Yukarıdaki parıltılı şeyleri yapan kişi Cityzen Kane. Rehberimiz Dan’in dediğine göre bu sanat parçaları özellikle geceleri çok güzel görünüyormuş. Aşağıdaki fotoğrafta görebileceğiniz üzere Cityzen Kane Buxton Street’in girişine de başka bazı sanatçılarla birlikte izini bırakmış.
Sırada turda dinlediğim en etkileyici hikâye var: Brick Lane’in kralı olarak anılan Charlie Burns, 1850’lerde dedelerinin kurduğu Bacon Street’te C.E. Burns & Sons isimli ikinci el mobilya işi yapan aile dükkanının sahibi imiş. 1915’te dünyaya gelen Burns yaşı sebebiyle iş dünyasından elini eteğini çektiğinde bile sokağını terk etmemiş. Önceleri dükkanda oturup işi idare edenleri kontrol ediyormuş. Artık yürümeyecek hale geldiğinde ise kızı arabayla evinden alıp dükkanın önüne getirmeye başlamış. Burns, arabanın içinde oturup hem sokaktan geçenleri izliyor hem de işleri takip etmeye çalışıyormuş. Bu şekilde Brick Lane’in en bilinen karakterlerinden biri haline gelen yaşlı adam 26 Mart 2012’de vefat etmiş. Sokak sanatçısı Ben Slow dükkanlarının hemen yan tarafına “King of Bacon Street” adıyla adamın bir portresini yapmış. Böylece Burns ölse dahi sokağını ve işini kontrol altında tutmaya devam edebiliyor.

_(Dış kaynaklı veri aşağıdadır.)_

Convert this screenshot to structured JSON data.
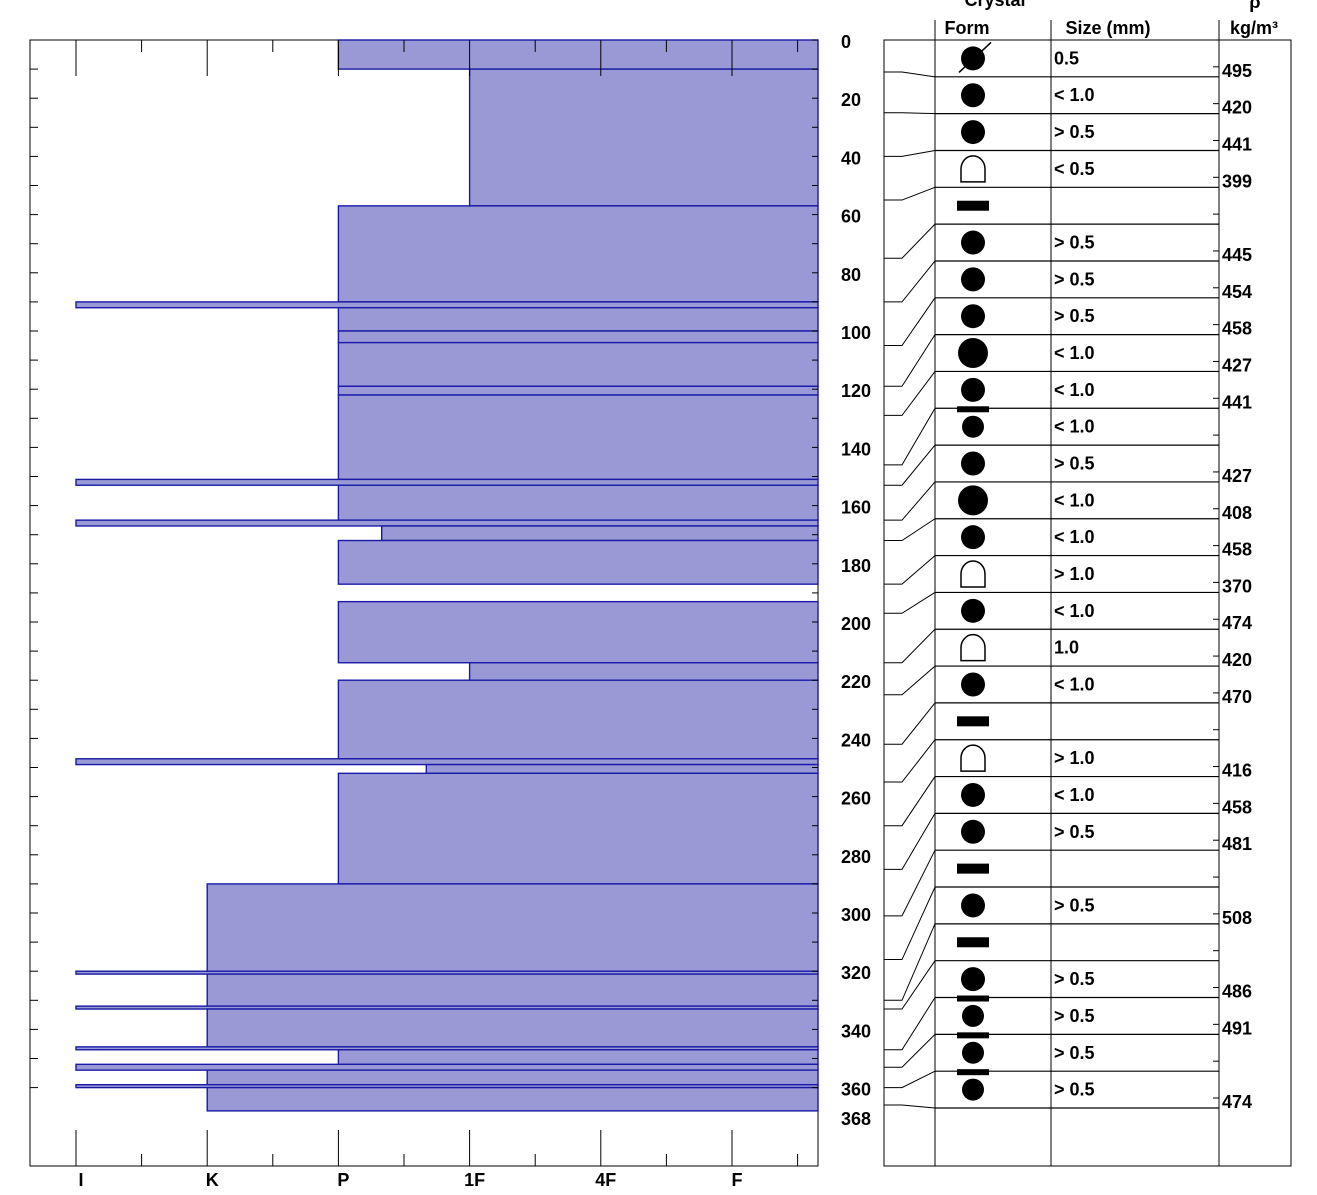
{
  "chart_data": {
    "type": "bar",
    "bar_color": "#9999d6",
    "edge_color": "#1a1aa6",
    "hardness_ticks": [
      "I",
      "K",
      "P",
      "1F",
      "4F",
      "F"
    ],
    "depth_ticks": [
      0,
      20,
      40,
      60,
      80,
      100,
      120,
      140,
      160,
      180,
      200,
      220,
      240,
      260,
      280,
      300,
      320,
      340,
      360,
      368
    ],
    "ylim": [
      0,
      368
    ],
    "hardness_layers": [
      {
        "top": 0,
        "bottom": 10,
        "hardness": 2
      },
      {
        "top": 10,
        "bottom": 57,
        "hardness": 3
      },
      {
        "top": 57,
        "bottom": 90,
        "hardness": 2
      },
      {
        "top": 90,
        "bottom": 92,
        "hardness": 0
      },
      {
        "top": 92,
        "bottom": 100,
        "hardness": 2
      },
      {
        "top": 100,
        "bottom": 104,
        "hardness": 2
      },
      {
        "top": 104,
        "bottom": 119,
        "hardness": 2
      },
      {
        "top": 119,
        "bottom": 122,
        "hardness": 2
      },
      {
        "top": 122,
        "bottom": 151,
        "hardness": 2
      },
      {
        "top": 151,
        "bottom": 153,
        "hardness": 0
      },
      {
        "top": 153,
        "bottom": 165,
        "hardness": 2
      },
      {
        "top": 165,
        "bottom": 167,
        "hardness": 0
      },
      {
        "top": 167,
        "bottom": 172,
        "hardness": 2.33
      },
      {
        "top": 172,
        "bottom": 187,
        "hardness": 2
      },
      {
        "top": 187,
        "bottom": 193,
        "hardness": 5.67
      },
      {
        "top": 193,
        "bottom": 214,
        "hardness": 2
      },
      {
        "top": 214,
        "bottom": 220,
        "hardness": 3
      },
      {
        "top": 220,
        "bottom": 247,
        "hardness": 2
      },
      {
        "top": 247,
        "bottom": 249,
        "hardness": 0
      },
      {
        "top": 249,
        "bottom": 252,
        "hardness": 2.67
      },
      {
        "top": 252,
        "bottom": 290,
        "hardness": 2
      },
      {
        "top": 290,
        "bottom": 320,
        "hardness": 1
      },
      {
        "top": 320,
        "bottom": 321,
        "hardness": 0
      },
      {
        "top": 321,
        "bottom": 332,
        "hardness": 1
      },
      {
        "top": 332,
        "bottom": 333,
        "hardness": 0
      },
      {
        "top": 333,
        "bottom": 346,
        "hardness": 1
      },
      {
        "top": 346,
        "bottom": 347,
        "hardness": 0
      },
      {
        "top": 347,
        "bottom": 352,
        "hardness": 2
      },
      {
        "top": 352,
        "bottom": 354,
        "hardness": 0
      },
      {
        "top": 354,
        "bottom": 359,
        "hardness": 1
      },
      {
        "top": 359,
        "bottom": 360,
        "hardness": 0
      },
      {
        "top": 360,
        "bottom": 368,
        "hardness": 1
      }
    ],
    "headers": {
      "crystal": "Crystal",
      "form": "Form",
      "size": "Size (mm)",
      "rho": "ρ",
      "density_unit": "kg/m³"
    },
    "crystal_rows": [
      {
        "depth_top": 0,
        "depth_bottom": 11,
        "form": "melt-freeze-slash",
        "size": "0.5",
        "density": "495"
      },
      {
        "depth_top": 11,
        "depth_bottom": 25,
        "form": "round",
        "size": "< 1.0",
        "density": "420"
      },
      {
        "depth_top": 25,
        "depth_bottom": 40,
        "form": "round",
        "size": "> 0.5",
        "density": "441"
      },
      {
        "depth_top": 40,
        "depth_bottom": 55,
        "form": "depth-hoar",
        "size": "< 0.5",
        "density": "399"
      },
      {
        "depth_top": 55,
        "depth_bottom": 75,
        "form": "bar",
        "size": "",
        "density": ""
      },
      {
        "depth_top": 75,
        "depth_bottom": 90,
        "form": "round",
        "size": "> 0.5",
        "density": "445"
      },
      {
        "depth_top": 90,
        "depth_bottom": 105,
        "form": "round",
        "size": "> 0.5",
        "density": "454"
      },
      {
        "depth_top": 105,
        "depth_bottom": 119,
        "form": "round",
        "size": "> 0.5",
        "density": "458"
      },
      {
        "depth_top": 119,
        "depth_bottom": 129,
        "form": "round-large",
        "size": "< 1.0",
        "density": "427"
      },
      {
        "depth_top": 129,
        "depth_bottom": 146,
        "form": "round",
        "size": "< 1.0",
        "density": "441"
      },
      {
        "depth_top": 146,
        "depth_bottom": 153,
        "form": "round-bar",
        "size": "< 1.0",
        "density": ""
      },
      {
        "depth_top": 153,
        "depth_bottom": 165,
        "form": "round",
        "size": "> 0.5",
        "density": "427"
      },
      {
        "depth_top": 165,
        "depth_bottom": 172,
        "form": "round-large",
        "size": "< 1.0",
        "density": "408"
      },
      {
        "depth_top": 172,
        "depth_bottom": 187,
        "form": "round",
        "size": "< 1.0",
        "density": "458"
      },
      {
        "depth_top": 187,
        "depth_bottom": 197,
        "form": "depth-hoar",
        "size": "> 1.0",
        "density": "370"
      },
      {
        "depth_top": 197,
        "depth_bottom": 214,
        "form": "round",
        "size": "< 1.0",
        "density": "474"
      },
      {
        "depth_top": 214,
        "depth_bottom": 225,
        "form": "depth-hoar",
        "size": "1.0",
        "density": "420"
      },
      {
        "depth_top": 225,
        "depth_bottom": 242,
        "form": "round",
        "size": "< 1.0",
        "density": "470"
      },
      {
        "depth_top": 242,
        "depth_bottom": 255,
        "form": "bar",
        "size": "",
        "density": ""
      },
      {
        "depth_top": 255,
        "depth_bottom": 270,
        "form": "depth-hoar",
        "size": "> 1.0",
        "density": "416"
      },
      {
        "depth_top": 270,
        "depth_bottom": 285,
        "form": "round",
        "size": "< 1.0",
        "density": "458"
      },
      {
        "depth_top": 285,
        "depth_bottom": 301,
        "form": "round",
        "size": "> 0.5",
        "density": "481"
      },
      {
        "depth_top": 301,
        "depth_bottom": 316,
        "form": "bar",
        "size": "",
        "density": ""
      },
      {
        "depth_top": 316,
        "depth_bottom": 330,
        "form": "round",
        "size": "> 0.5",
        "density": "508"
      },
      {
        "depth_top": 330,
        "depth_bottom": 333,
        "form": "bar",
        "size": "",
        "density": ""
      },
      {
        "depth_top": 333,
        "depth_bottom": 347,
        "form": "round",
        "size": "> 0.5",
        "density": "486"
      },
      {
        "depth_top": 347,
        "depth_bottom": 353,
        "form": "round-bar",
        "size": "> 0.5",
        "density": "491"
      },
      {
        "depth_top": 353,
        "depth_bottom": 360,
        "form": "round-bar",
        "size": "> 0.5",
        "density": ""
      },
      {
        "depth_top": 360,
        "depth_bottom": 366,
        "form": "round-bar",
        "size": "> 0.5",
        "density": "474"
      }
    ]
  }
}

Son fotoğrafımızın rehberimiz Damien’ın de söylediği gibi sokak sanatıyla bir ilgisi yok (Sanat bu değil!). Biz oralarda dolaşırken bir grup genç seksenlere saygı duvarına Back to the Future’ı resmediyordu. Ben de bu güzel anın fotoğrafını çekmekten kendimi alamadım.
Üstelik rehberimiz Dimitri’nin de vurguladığı gibi bu gençlerden bazıları ileride özgün eserler üretmeye başlayıp sokak sanatının saygın isimleri haline gelebilirler.

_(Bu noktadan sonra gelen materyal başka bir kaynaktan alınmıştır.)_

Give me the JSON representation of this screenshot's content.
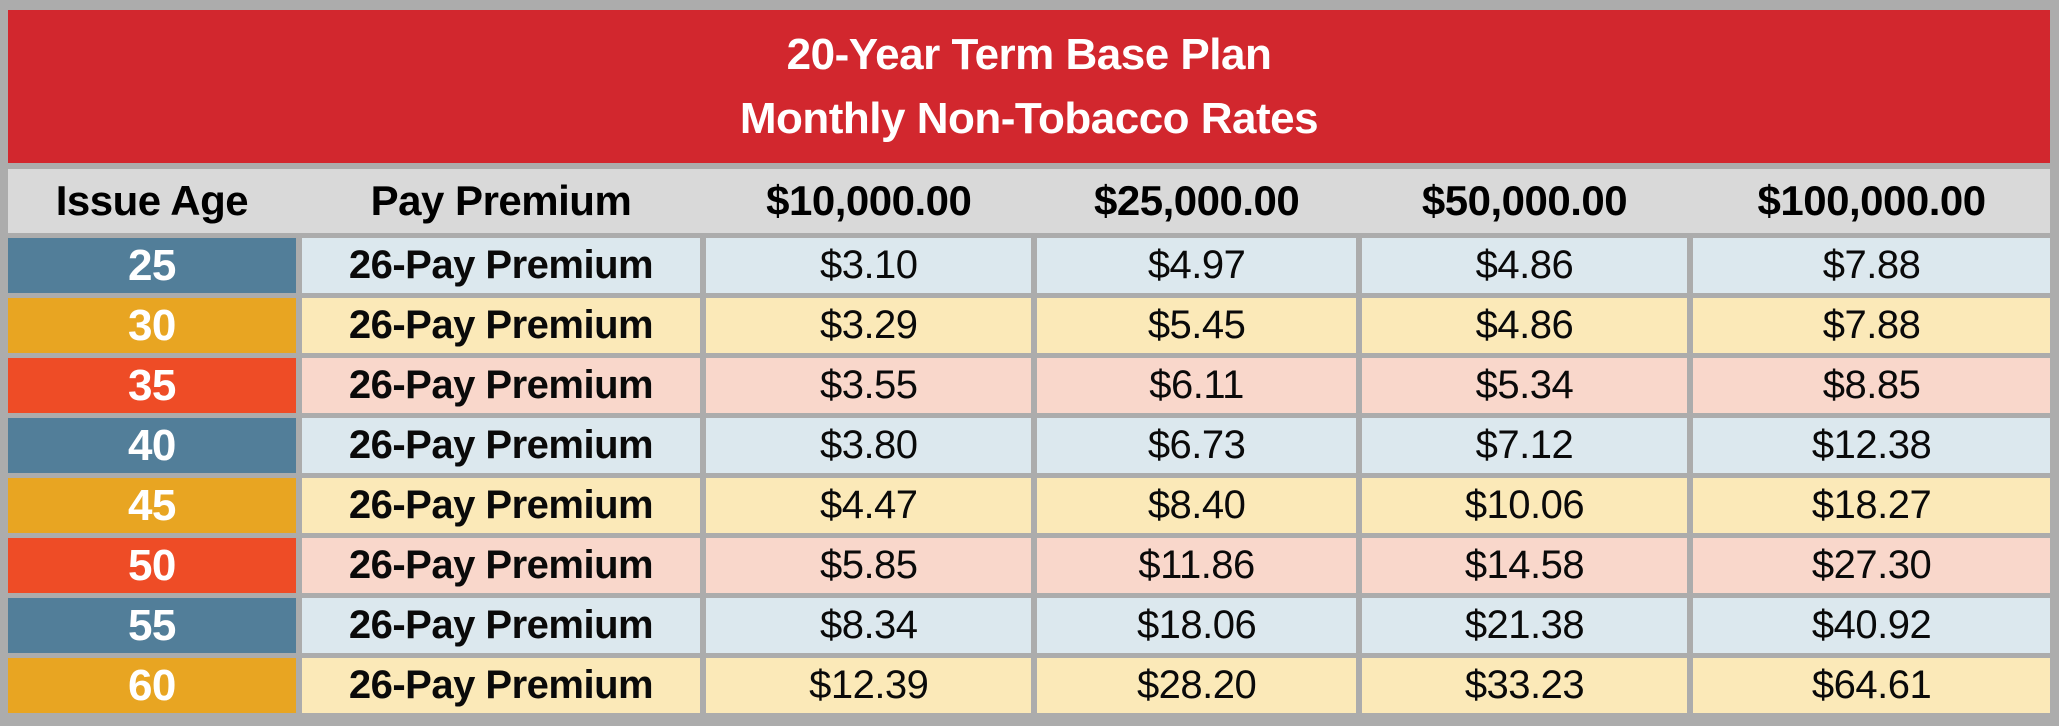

Tur sırasında gördüğüm eserler burada anlattıklarımla sınırlı değil. Invader, Stik, Ronzo, Banksy gibi birçok tanınmış sanatçının da eserlerini inceleme fırsatı buldum. Gene de sokak sanatıyla ilgili kesin karara varabilmiş değilim. Galiba o kitapları alıp okumam ve düşünmem gerekiyor. Buna rağmen Brick Lane’in zamanın su gibi aktığı pek eğlenceli bir yer olduğunu söyleyebilirim. Ayrıca bölgenin hemen çıkışında karşınızda gökdelenlerin sıra sıra dizildiği modern Londra’yı gördüğünüzde geriye dönüp kırmızı tuğlalı Brick Lane evlerinin daha ne kadar korunabileceğini merak ediyorsunuz. Umarım oralarda kalmayı başarırlar.
3 Yorum
İki adam kafası (özellikle solda olanı, ve yine özellikle beyaz tuğla duvar üzerinde olduğu için) bana fena halde şunu hatırlattılar: http://lightmasterstudios.co.uk/wp-content/uploads/2012/08/Wall-Scream.jpg
If you stare at this…ile başlayan resim de bana otomatik kapı çarpar yazısını hatırlattı :))
O küçücük resimler, ne kadar da durduk yerde güzellik vermiş. Kendi halinde gibi ama değil de.